C’est le scénario catastrophe que les syndicats français redoutent, après leur seconde journée réussie de mobilisation contre le projet de réforme des retraites. Mardi 31 janvier, entre 1,5 million et 2 millions de protestataires, selon les estimations, sont descendus dans les rues du pays pour dire «Non» au report à 64 ans (contre 62 actuellement) de l’âge légal de départ à la retraite. Au total, si l'on cumule avec la journée d’action du 19 janvier, plus de 3 millions de personnes ont déjà voté avec leurs pieds et leur voix contre cette réforme discutée depuis ce lundi à l’Assemblée nationale.

Rien ne bouge

Problème: rien ne bouge. À la tête du gouvernement, la Première ministre, Élisabeth Borne, a encore répété ce mercredi que le report à 64 ans «n’est plus négociable». Or le mouvement n’entend pas lâcher prise. Un appel à la grève et à manifester est lancé pour le 7 et le 11 février. Avec cette inquiétude: comment faire pour que la colère sociale ne dégénère pas en violence face à l’intransigeance de l’Exécutif et à sa volonté d’un débat parlementaire accéléré (50 jours maximum jusqu’au vote définitif du texte par les députés) ? En France, où ceux qui cassent sont souvent plus entendus que ceux qui négocient, la question taraude aujourd’hui tous les acteurs.

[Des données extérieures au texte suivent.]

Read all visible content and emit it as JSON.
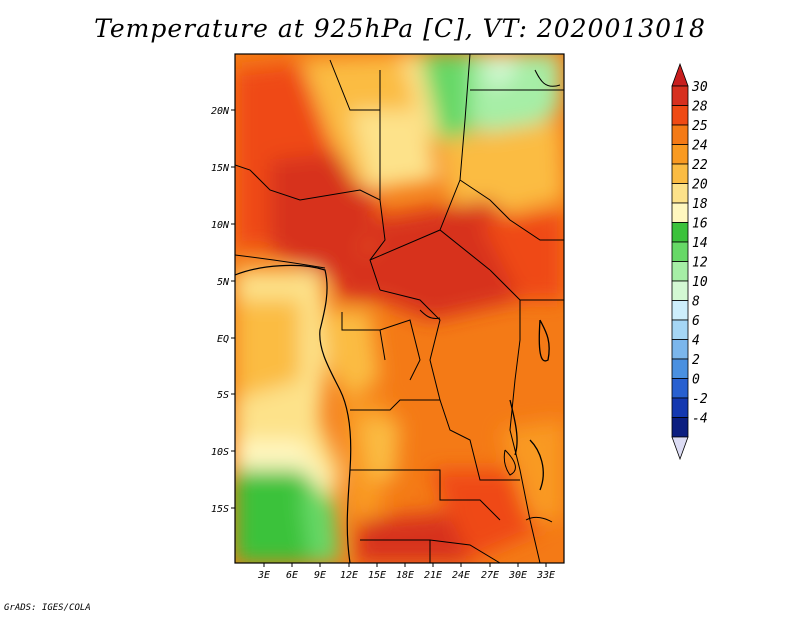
{
  "title": "Temperature at 925hPa [C], VT: 2020013018",
  "credit": "GrADS: IGES/COLA",
  "map": {
    "lat_ticks": [
      "20N",
      "15N",
      "10N",
      "5N",
      "EQ",
      "5S",
      "10S",
      "15S"
    ],
    "lon_ticks": [
      "3E",
      "6E",
      "9E",
      "12E",
      "15E",
      "18E",
      "21E",
      "24E",
      "27E",
      "30E",
      "33E"
    ],
    "lon_range": [
      0,
      35
    ],
    "lat_range": [
      -20,
      24
    ]
  },
  "colorbar": {
    "labels": [
      "30",
      "28",
      "25",
      "24",
      "22",
      "20",
      "18",
      "16",
      "14",
      "12",
      "10",
      "8",
      "6",
      "4",
      "2",
      "0",
      "-2",
      "-4"
    ],
    "colors": [
      "#d7301f",
      "#ef4a14",
      "#f47a16",
      "#f99a21",
      "#fbbc43",
      "#fde28a",
      "#fff7bf",
      "#3bc23b",
      "#66d866",
      "#a6eea6",
      "#d3f8d3",
      "#cdeefc",
      "#a5d6f5",
      "#7bb6ec",
      "#4a90e0",
      "#2860d0",
      "#1438b0",
      "#0b1e80",
      "#e6e6f8"
    ],
    "top_cap_color": "#c81e1e",
    "bottom_cap_color": "#dcdcf4"
  }
}
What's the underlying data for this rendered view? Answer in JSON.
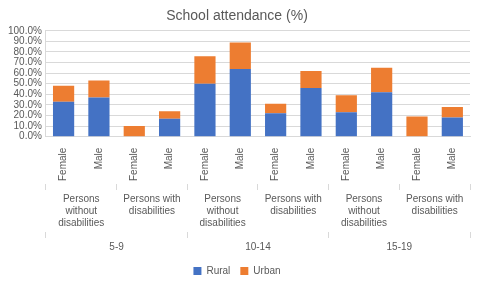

Casser? L’histoire a montré que cela marche au pays des révolutions de 1789, 1830, 1848 et des événements de mai 1968. A chaque fois, les barricades fleurirent dans Paris! «Une partie de la population bascule 'ailleurs', car elle a le sentiment d’être méprisée et rejetée», prévenait, dès l’élection présidentielle de 2022, le sociologue Michel Wieworka, auteur de «Métamorphose ou déchéance. Où va la France?» (Ed. Rue de Seine). «Une partie non négligeable de la population est aujourd’hui poussée au non-sens», reprenait-il.

Or ce constat commençait mardi à affleurer lors de la marche parisienne anti-réforme des retraites, qui a rassemblé plusieurs centaines de milliers de personnes. Exemple avec Thomas, 28 ans, en fin de parcours universitaire: «S’il faut casser pour se faire entendre, on le fera. Macron n’est pas le seul à pouvoir passer en force.» Autre affirmation similaire chez Muriel, quinquagénaire citée mardi dans notre reportage: «C’est quand ça tape que le gouvernement écoute. C’est triste, mais c’est comme ça. Si Macron ne recule pas, la violence va s’installer.»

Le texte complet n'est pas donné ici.